Ebooks are becoming more familiar in the electronic world. In our school, it hasn’t made an impact. The cost of ebooks along with the devices for use will be too costly at the moment. Along with the cost issue, the media specialist at our school does not feel that it will be used to its full capacity right now. We do have the PDAs (personal digital assistant), which is one of the devices used for ebooks. It is used in our school for Dibels at this time, we only check them out to team leaders. I viewed several electronic reference sources that the schools are familiar with for students and teachers such as EBSCO and Britannia.com, which you have to be a member of or have access to it. I don’t think our students will have a problem wanting ebooks, because students today enjoy electronic devices. Many of our younger students (K-2) enjoy their story time in the media center and having the book in their hands. The ebooks that I have seen on a low level could be great for lessons especially for students needing the assistant.

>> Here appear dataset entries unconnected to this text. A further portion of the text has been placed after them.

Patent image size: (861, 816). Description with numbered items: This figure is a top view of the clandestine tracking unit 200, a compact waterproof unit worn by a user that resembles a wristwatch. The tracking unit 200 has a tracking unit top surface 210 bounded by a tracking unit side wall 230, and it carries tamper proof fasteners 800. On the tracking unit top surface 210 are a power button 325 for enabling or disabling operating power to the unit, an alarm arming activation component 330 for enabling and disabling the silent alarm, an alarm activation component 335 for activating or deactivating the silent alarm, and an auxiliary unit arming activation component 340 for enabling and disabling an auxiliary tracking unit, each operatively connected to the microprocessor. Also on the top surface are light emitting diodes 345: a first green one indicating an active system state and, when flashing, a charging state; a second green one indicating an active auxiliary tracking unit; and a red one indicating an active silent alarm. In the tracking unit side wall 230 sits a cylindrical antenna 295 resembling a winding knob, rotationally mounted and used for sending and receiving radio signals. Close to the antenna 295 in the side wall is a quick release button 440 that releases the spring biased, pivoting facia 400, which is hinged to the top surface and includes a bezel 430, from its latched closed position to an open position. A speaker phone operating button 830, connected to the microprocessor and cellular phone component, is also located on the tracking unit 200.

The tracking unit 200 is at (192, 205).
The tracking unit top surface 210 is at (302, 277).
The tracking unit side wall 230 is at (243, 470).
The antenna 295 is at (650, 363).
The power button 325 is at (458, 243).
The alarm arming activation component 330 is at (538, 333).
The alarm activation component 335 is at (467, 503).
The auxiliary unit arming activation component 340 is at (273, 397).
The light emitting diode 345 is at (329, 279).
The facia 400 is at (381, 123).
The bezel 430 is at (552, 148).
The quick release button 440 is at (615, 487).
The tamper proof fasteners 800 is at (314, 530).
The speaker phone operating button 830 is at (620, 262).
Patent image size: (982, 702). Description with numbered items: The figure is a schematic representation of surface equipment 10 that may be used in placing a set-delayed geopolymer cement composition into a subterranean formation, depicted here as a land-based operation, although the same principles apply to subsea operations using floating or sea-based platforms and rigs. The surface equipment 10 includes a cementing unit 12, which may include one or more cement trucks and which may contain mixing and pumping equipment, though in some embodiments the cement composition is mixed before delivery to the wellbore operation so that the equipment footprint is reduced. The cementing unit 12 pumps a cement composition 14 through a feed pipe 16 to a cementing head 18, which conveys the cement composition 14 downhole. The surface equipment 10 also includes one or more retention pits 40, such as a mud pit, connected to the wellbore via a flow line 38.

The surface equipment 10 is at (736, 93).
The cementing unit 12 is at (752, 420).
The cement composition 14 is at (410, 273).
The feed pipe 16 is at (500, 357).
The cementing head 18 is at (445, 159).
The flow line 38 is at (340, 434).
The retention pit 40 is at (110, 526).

Digital storytelling is a story told with digital images, narration and music. The author of “Library 2.0 and Beyond” referred digital storytelling to allowing the story to be re told. Several subjects can be used with digital storytelling for students to do from the basic to getting very creative in formatting a story. It will certainly be helpful to teachers to enhance a lesson, and allow students to research information that they can relate to. The University of Houston gave seven elements that could be helpful to a beginner like myself:
1. Point of view
2. Dramatic question
3. Emotional Content
4. Gift of your voice
5. Power of the Soundtrack
6. Economy
7. Pacing

These elements can also be found in the textbook (Library 2.0 and Beyond by N. Courtney)and with explanations of each one. Digital Storytelling will be helpful to students with a more active outlook of their lesson.

1 comment:

  1. Connie-
    Your school is headed in the right direction it seems. We don't have PDAsa for our DIBELS yet. I thik you are right about the younger students still enjoying a "real book". The upper elementary, middle, and high school students would enjoy ebooks, I think. It is technology they know. What better way to get them to read than meeting them on a level they a familiar with.
    I like the list you posted of helpful elements. I am a beginner myself and need direction. I think digital stories are engaging to the students and help them become more responsible and hands-on in their learning.